Interest Rate Environment Remains a Constraint

Elevated financing costs continue to limit transaction activity. Public companies face hurdles pursuing acquisitions in an accretive manner, constraining broader consolidation.

This reality tempers optimism. While the recent deals reset benchmarks for leveraged US operators, the current interest rate environment acts as a meaningful brake.

Chad Beynon, Head of US Research and Sell-side Equity Analyst at Macquarie Capital, views this as an opportunistic time for value investors, public or private. Valuations sit near multi-year lows relative to prior periods.

Beynon expects more deals, particularly among smaller capitalization companies. “Given the valuations and the strong free cash flow (FCF), we do expect for more deals to occur within the space, particularly for some of the smaller capitalization companies.”

He points to recent private equity activity in equipment suppliers, including Apollo Global Management’s purchases involving International Game Technology and Everi Holdings, which created a new privately held IGT in a $6.3 billion merger.

Bally’s-Evoke Accretion Math and Applicability to Regional or Tribal Assets

The Bally’s acquisition of Evoke, owner of William Hill and 888casino, delivers a 138 percent premium over the price on December 9, 2025, before Evoke’s strategic review, and a 77 percent premium over the price on April 17 this year before acquisition speculation surfaced.

Macquarie estimates the deal is 63% accretive to Bally’s shareholders. Bally’s standalone FCF per share stands at €0.20 versus the new company’s pro forma FCF per share of €0.32.

The mechanics rest on share issuance. NewCo will have 2,120 million shares, reflecting Bally’s 1,868 million plus 252 million newly issued. Evoke’s 470 million shares are extinguished. Bally’s effectively acquires Evoke’s €304 million FCF stream by issuing fewer shares than Evoke’s prior count.

This mismatch drives the per-share uplift. Standalone, Evoke generated €0.65 FCF per share. By paying with only 252 million new shares, existing Bally’s holders capture a disproportionate benefit, lifting FCF per share from €0.20 to €0.32.

Pro forma, the combination yields revenue of 3,165, EBITDA of 856, and FCF of 680 (NewCo column).
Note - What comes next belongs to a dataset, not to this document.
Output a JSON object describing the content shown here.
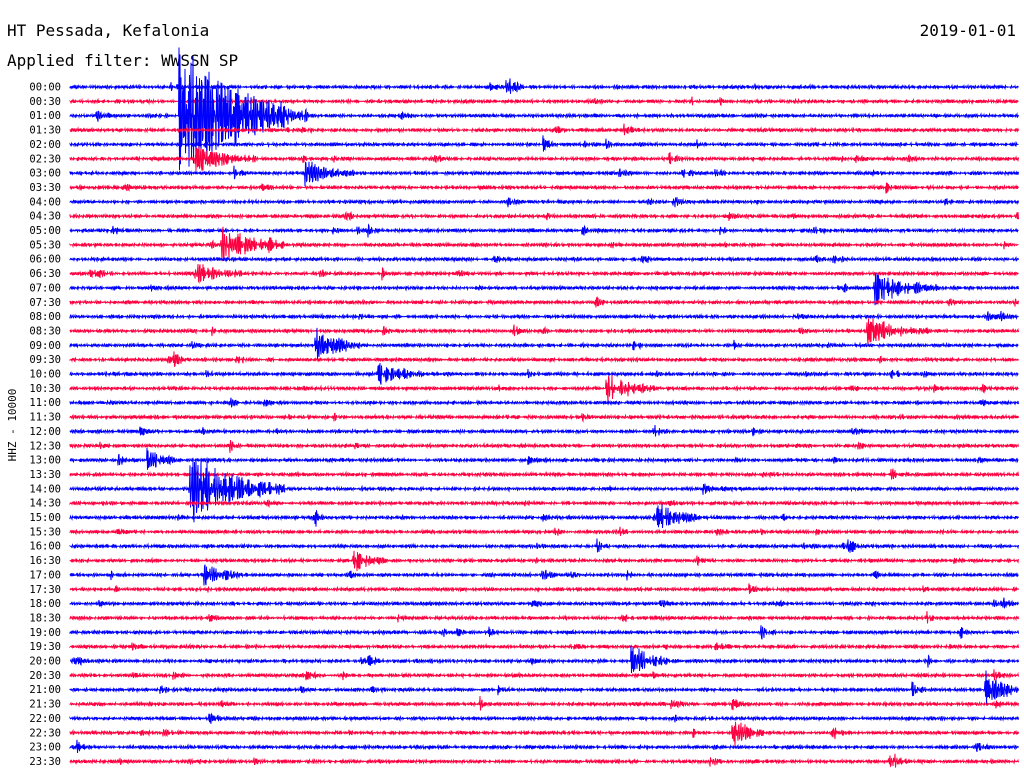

FY25 adjusted operating FCF conversion reaches 79 percent for the combined entity.

The Bally’s-Evoke math offers a template. Smaller US regional operators or tribal assets with stable free cash flow could attract similar structured interest. Geographic diversification and manageable tax/regulatory exposure add appeal, as seen in how the UK challenges become diluted in the combined group.

Yet risks exist. Synergies may imply layoffs. Debt burdens require careful management. Not every smaller asset will fit the accretion profile without the right buyer and capital structure. Interest rates could prolong caution among strategic acquirers.

The Bottom Line

These take-private premiums for Caesars and MGM Resorts establish new valuation benchmarks that sophisticated capital now references across leveraged US gaming assets. The Bally’s-Evoke accretion demonstrates how disciplined share issuance can materially enhance free cash flow per share, a dynamic with potential application to smaller regional or tribal operations where stable cash flows and diversification hold strategic value. While interest rates constrain broader activity, the structural shift toward recognizing private-market worth should encourage client-partners to evaluate their own positioning. As more states advance iGaming with evidence of limited cannibalization, the convergence of these forces points to continued selective opportunity. Operators and investors would be wise to monitor how these benchmarks influence upcoming discussions around assets that combine resilient cash generation with clear synergy paths.